Roughly two months later, without any attempt to gather support at the UN, American forces abducted Venezuelan president Nicolás Maduro, killing at least 32 Cubans and 80 Venezuelans. There were no political consequences. Since the abduction of Maduro, Latin American analysts have noticed a shift: the sense that international law no longer functions as a constraint. Some of them think the irrelevance of the organization started with the brutal Israeli war in Gaza. “Since October 2023, the United Nations can no longer exercise power or influence,” Alex Aviña, a historian specializing in Mexico’s drug war at Arizona State University, said to Envoy. “There is nothing to stop a president like Trump if he wants to violate international law or the sovereignty of a Latin American country. Nothing.”

After the removal of Maduro in January 2026, Mexican President Claudia Sheinbaum’s government took Trump’s threats seriously enough to cooperate with Washington in a new phase of the war against the drug cartels, despite setting the Aztec country ablaze.
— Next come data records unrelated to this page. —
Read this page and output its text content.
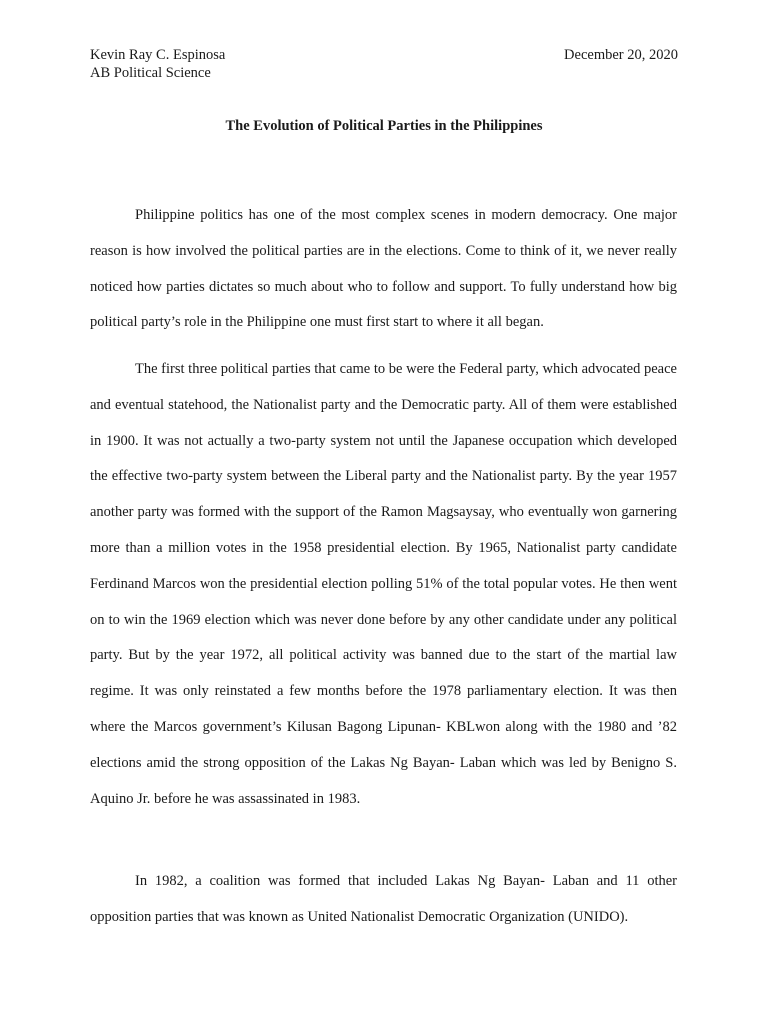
Kevin Ray C. Espinosa	December 20, 2020
AB Political Science
The Evolution of Political Parties in the Philippines

Philippine politics has one of the most complex scenes in modern democracy. One major reason is how involved the political parties are in the elections. Come to think of it, we never really noticed how parties dictates so much about who to follow and support. To fully understand how big political party’s role in the Philippine one must first start to where it all began.

The first three political parties that came to be were the Federal party, which advocated peace and eventual statehood, the Nationalist party and the Democratic party. All of them were established in 1900. It was not actually a two-party system not until the Japanese occupation which developed the effective two-party system between the Liberal party and the Nationalist party. By the year 1957 another party was formed with the support of the Ramon Magsaysay, who eventually won garnering more than a million votes in the 1958 presidential election. By 1965, Nationalist party candidate Ferdinand Marcos won the presidential election polling 51% of the total popular votes. He then went on to win the 1969 election which was never done before by any other candidate under any political party. But by the year 1972, all political activity was banned due to the start of the martial law regime. It was only reinstated a few months before the 1978 parliamentary election. It was then where the Marcos government’s Kilusan Bagong Lipunan- KBLwon along with the 1980 and ’82 elections amid the strong opposition of the Lakas Ng Bayan- Laban which was led by Benigno S. Aquino Jr. before he was assassinated in 1983.

In 1982, a coalition was formed that included Lakas Ng Bayan- Laban and 11 other opposition parties that was known as United Nationalist Democratic Organization (UNIDO).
The UN has ceased to be the last defensive barrier for the world’s weaker nations, and without it, everyone is on their own.

“Today the United Nations is under brutal siege by the United States,” Gala warns. “It’s not a perfect organization, but it remains the most legitimate, inclusive, and universal space for international coordination. The international community faces an unavoidable challenge: to define whether a crime of this nature will become the template for what is to come, or whether reason, solidarity, and the rejection of aggression will prevail.”